Blog by Sumana Harihareswara, Changeset founder

16 Jun 2001, 12:30 p.m.

Live from Leningrad, it's Saturday Morning

Hi, reader. I wrote this in 2001 and it's now more than five years old. So it may be very out of date; the world, and I, have changed a lot since I wrote it! I'm keeping this up for historical archive purposes, but the me of today may 100% disagree with what I said then. I rarely edit posts after publishing them, but if I do, I usually leave a note in italics to mark the edit and the reason. If this post is particularly offensive or breaches someone's privacy, please contact me.

I can't believe it's not butter, and I can't believe I've been in Russia for almost a day.

So, what's to say? Lots of stuff. I have successfully:

  • Bought and eaten food and water (no guarantees on the safety and healthfulness of said food and water) (or on not being ripped off -- I think my breakfast was twice as expensive as listed because I'm an obvious foreigner)
  • Not had my passport stolen
  • Gotten here, into an Internet cafe, to conduct e-mail and weblog business
  • Made a far-too-expensive phone call to tell my mom that I'm all right
  • Escaped some gypsy children who wanted money, and a random Russian felllow who said "hi" in that troublesome way
  • Showered & used toilets
  • Walked a great deal along Nevskii Prospekt
  • Spoken in Russian (some)

I'm sure there's more. I completely failed yesterday at attempting to purchase a phone card at some International Telephone Office. My Russian stinks to heaven, but perhaps not to high heaven.

Right now I'm very happy to be here. I've had a few moments of depression, as in right after I had a complete communication breakdown when trying to buy that phone card. And I know that it would be better for me to be practicing my Russian right now, rather than thinking in English and/or talking with/hanging out with my fellow Americans. But I need a little time/space to think to myself, and I prefer this diary to do that.

Seems that Seth, Steve, Leonard, and Dan have all sort of randomly interacted recently. Huh.

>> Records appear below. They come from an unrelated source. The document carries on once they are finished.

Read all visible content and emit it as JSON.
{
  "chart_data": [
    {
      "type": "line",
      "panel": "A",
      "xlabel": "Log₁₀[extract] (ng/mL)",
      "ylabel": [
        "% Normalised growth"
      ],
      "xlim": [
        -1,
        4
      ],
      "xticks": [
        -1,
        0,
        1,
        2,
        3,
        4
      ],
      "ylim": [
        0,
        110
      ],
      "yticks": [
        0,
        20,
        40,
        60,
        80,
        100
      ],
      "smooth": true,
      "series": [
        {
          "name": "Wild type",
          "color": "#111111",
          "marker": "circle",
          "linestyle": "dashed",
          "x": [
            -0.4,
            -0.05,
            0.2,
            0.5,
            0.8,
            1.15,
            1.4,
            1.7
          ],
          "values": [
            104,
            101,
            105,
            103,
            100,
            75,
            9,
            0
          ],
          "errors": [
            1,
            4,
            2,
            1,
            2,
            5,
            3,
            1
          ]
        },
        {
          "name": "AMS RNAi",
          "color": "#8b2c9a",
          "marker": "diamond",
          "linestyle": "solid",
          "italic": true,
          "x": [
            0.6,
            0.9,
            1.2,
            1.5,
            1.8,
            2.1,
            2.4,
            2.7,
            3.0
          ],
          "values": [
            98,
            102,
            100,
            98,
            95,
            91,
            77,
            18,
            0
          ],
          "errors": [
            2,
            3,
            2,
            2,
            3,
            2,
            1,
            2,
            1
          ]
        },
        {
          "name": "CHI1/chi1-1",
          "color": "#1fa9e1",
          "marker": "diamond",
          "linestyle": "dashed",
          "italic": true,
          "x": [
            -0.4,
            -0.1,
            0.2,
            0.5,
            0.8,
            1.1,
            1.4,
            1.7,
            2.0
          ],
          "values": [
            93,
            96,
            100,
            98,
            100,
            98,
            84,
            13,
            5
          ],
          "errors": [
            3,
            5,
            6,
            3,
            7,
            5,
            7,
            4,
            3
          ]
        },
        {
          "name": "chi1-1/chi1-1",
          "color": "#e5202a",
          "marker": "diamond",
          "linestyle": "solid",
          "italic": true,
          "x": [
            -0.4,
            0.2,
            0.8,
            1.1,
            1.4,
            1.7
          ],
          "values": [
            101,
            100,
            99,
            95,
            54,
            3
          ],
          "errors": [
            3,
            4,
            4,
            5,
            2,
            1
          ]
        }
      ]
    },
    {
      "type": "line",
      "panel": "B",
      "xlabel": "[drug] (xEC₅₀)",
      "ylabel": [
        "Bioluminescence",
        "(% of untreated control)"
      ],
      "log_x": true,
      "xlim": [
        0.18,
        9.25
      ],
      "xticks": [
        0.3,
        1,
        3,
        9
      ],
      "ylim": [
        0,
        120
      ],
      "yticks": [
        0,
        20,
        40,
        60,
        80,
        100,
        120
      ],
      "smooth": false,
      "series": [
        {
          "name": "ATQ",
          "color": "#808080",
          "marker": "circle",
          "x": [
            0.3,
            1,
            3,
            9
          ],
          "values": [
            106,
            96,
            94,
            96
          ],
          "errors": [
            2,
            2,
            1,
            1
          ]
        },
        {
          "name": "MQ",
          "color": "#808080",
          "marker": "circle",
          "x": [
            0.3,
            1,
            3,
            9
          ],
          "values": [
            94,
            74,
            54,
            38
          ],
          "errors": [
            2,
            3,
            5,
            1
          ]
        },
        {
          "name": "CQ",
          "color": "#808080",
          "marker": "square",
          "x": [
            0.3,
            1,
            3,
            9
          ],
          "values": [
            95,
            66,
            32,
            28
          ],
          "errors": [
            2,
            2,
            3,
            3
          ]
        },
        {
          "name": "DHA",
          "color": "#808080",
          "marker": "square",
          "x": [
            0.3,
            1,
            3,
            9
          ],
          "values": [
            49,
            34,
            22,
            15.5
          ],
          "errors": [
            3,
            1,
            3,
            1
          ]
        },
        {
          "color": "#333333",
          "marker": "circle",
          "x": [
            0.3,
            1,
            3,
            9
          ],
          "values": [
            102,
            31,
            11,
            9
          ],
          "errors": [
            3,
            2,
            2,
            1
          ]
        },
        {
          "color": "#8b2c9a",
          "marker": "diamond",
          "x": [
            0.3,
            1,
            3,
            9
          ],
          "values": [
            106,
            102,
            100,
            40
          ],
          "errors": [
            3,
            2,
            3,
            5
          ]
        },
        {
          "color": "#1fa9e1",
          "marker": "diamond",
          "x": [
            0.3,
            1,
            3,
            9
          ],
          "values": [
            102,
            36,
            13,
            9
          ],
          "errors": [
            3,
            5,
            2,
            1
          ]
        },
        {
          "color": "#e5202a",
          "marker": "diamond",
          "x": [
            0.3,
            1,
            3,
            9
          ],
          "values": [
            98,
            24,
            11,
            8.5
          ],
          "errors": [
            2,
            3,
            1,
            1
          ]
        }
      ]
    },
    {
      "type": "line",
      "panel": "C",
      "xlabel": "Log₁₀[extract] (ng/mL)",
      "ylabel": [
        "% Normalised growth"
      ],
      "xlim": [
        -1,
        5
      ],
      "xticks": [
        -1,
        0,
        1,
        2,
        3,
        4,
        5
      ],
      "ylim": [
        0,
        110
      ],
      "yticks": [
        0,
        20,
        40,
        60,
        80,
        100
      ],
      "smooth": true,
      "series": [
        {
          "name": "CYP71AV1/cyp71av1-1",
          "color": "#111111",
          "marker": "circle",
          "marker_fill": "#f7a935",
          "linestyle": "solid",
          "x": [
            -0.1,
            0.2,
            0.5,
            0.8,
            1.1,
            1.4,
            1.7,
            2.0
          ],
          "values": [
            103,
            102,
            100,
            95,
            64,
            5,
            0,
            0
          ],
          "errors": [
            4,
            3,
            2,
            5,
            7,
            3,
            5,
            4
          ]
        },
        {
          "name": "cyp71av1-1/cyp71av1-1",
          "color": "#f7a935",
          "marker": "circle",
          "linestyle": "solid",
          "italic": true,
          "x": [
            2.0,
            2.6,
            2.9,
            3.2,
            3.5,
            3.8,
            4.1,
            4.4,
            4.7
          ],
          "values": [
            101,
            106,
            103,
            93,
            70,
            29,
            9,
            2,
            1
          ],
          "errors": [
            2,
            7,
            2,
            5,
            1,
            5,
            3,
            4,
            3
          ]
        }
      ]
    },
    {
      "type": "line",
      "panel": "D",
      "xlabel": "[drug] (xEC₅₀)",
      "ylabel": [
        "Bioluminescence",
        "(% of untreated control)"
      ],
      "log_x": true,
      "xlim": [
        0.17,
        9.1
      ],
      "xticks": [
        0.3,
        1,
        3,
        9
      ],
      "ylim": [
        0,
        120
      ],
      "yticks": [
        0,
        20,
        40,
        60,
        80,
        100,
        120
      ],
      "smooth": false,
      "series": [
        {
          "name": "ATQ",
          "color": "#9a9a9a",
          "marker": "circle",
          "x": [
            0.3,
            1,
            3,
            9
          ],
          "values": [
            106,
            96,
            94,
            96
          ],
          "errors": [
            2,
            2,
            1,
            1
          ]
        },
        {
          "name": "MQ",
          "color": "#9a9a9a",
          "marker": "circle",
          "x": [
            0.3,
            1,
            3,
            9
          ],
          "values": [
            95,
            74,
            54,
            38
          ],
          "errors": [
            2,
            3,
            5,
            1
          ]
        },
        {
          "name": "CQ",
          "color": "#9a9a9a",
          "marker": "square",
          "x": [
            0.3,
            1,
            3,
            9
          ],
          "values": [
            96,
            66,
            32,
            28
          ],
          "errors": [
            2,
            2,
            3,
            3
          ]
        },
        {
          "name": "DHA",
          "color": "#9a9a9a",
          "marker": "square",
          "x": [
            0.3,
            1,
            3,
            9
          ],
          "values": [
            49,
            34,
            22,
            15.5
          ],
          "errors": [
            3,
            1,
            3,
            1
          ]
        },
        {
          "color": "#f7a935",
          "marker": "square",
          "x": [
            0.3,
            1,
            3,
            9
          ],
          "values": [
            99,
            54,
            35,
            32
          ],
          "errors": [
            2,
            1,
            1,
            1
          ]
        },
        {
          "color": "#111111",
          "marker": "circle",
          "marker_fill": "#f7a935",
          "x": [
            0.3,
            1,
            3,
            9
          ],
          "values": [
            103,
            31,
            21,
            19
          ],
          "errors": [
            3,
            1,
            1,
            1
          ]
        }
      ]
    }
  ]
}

The panopoly of incompatible phone-card systems in this city are, as Neal Stephenson wrote in Cryptonomicon (and about almost the same problem!), "a case study in why gradualism is bad."

I entered Washington, D.C. via Dulles Airport, and left it the same way. "Ashes to ashes, Dulles to Dulles."

Is "I Like Big Butts" (1980s rap song) an homage to that one song in This is Spinal Tap?

Tonight's Episode: A Bicycle Built for Death

I saw Antitrust on the plane. So earnest, so unintentionally hilarious. Actual "found-object" Tonight's Episode within Antitrust: Murdered for Code.

I saw it with The Other Geek (well, one of two, maybe) in my group. There were spots where it was dead-on, and probably much better than Swordfish is (haven't seen the latter) at being somewhat authentic to geekitude and the free-software zealot POV. The RMS figure was Asian, which gladdened me. And/but I'm not sure whether bandying about the phrase "open source" in connection with very ideological, "human knowledge belongs to the world" sloganeering is a good thing. Oh, and also, as far as we know, Microsoft is not akin to The Firm (cf. John Grisham). So the analogy has been dramatized, and thus it seems harder to reallly go after Gatesism, since Gates is not actually (again, AFAWK) sending paid thugs after innovative young hackers to steal their ideas.